Shrill voices rang out behind Morning Star, filled with challenge.
Below him at the upper end of the village, the last of Little Wolf’s warriors now gathered to taunt the soldier scouts who had seized the ridge above the south side of the village—flinging their voices at the Snake, those ancient enemies: boasting to the scouts that only days before they had wiped out a Shoshone village, every man, woman, and child falling victim.
In the midst of that hail of bullets, Little Wolf and the others screamed their challenge to the Shoshone and boasted that in a time to come they would take revenge for this day’s attack.
As soon as the left flank of those reinforcements began dismounting in a flurry among McKinney’s survivors, Seamus got himself a good look at an insignia here and there.
This was the Fifth Cavalry. H Troop. As battle hardened a bunch as there ever was
“Thank God,” he whispered, his eyes turning heavenward.
More bullets were again whistling among them. Those sharpshooters atop that knoll were spraying a galling fire into the horsemen arriving at the edge of that twenty-foot-deep ravine where the fallen horses and McKinney’s men lay scattered upon the crusted snow.
“Halt!” came the shrill command behind Donegan and the wounded lieutenant’s decimated troop.
There arose a cold clatter of metal and whining leather, scraping hooves and muttered oaths, as the entire command in battle front skidded to a stop.
Then an officer bawled, “Dissss-mount!”
The troopers leaped to the ground, yanking hard on their reins to turn horses about.
As Captain John M. Hamilton whirled toward the enemy, pistol held high, sergeants took up the cry, “Horse-holders to the rear!”
In a flurry every fourth soldier snatched the reins of three other horses, locking on the twenty-eight-inch throatlatches before wheeling about on his heel to drag his horses to the rear while the rest pushed forward on foot.
“Time’s come you young’uns make sure you’re loaded!” suggested an old file off to Donegan’s right.
“L-loaded, sir, Sergeant!” some high voice squeaked.
Then Hamilton’s boys were thrust into the thick of it.
Turning for one last look behind him at the plateau where he had galloped off from Mackenzie’s group, Seamus spotted another company coming up on the double, dismounting right among H Troop’s horse-holders, who were struggling away with their frightened, rearing mounts.
Now, with these numbers, at least they might just have a chance to cut their way out of things, Donegan thought as he dropped on one knee to take a steady shot—then immediately levered another cartridge into the breech and fired again as quickly as he could make that cold action work.

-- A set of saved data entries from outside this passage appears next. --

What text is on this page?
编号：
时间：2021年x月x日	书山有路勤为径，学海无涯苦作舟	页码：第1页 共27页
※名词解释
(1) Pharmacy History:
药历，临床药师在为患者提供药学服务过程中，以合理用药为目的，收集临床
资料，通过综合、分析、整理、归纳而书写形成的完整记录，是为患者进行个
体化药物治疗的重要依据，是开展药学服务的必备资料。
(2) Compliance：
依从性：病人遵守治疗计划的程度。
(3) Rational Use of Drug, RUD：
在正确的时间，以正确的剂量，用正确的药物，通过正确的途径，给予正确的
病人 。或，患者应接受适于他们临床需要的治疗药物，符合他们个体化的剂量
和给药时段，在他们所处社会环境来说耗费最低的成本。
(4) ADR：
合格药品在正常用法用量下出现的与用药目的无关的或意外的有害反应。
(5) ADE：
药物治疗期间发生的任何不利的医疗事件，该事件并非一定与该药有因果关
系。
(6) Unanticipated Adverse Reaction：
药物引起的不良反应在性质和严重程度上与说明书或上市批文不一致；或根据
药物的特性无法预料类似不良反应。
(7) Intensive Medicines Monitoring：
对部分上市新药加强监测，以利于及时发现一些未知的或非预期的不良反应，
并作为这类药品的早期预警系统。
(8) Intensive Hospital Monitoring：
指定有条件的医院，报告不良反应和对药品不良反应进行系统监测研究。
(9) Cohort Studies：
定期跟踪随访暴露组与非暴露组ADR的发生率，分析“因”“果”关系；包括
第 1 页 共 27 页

In the next instant he was back on his feet among the others, at least half of the soldiers advancing in a foragers’ charge while the rest of Hamilton’s company threw open the big trapdoors on their Springfield carbines and rammed home another of the fat, shiny sausages. Step by step, yard by yard, Hamilton expertly leapfrogged his men in two squads until Captain Wirt Davis’s F Troop, Fourth Cavalry, reached the back of H Troop’s line and infiltrated the skirmishing. Now both troops advanced together in a massed front as the Cheyenne on the tall bluff beyond the ravine laid their hottest fire in among the soldiers.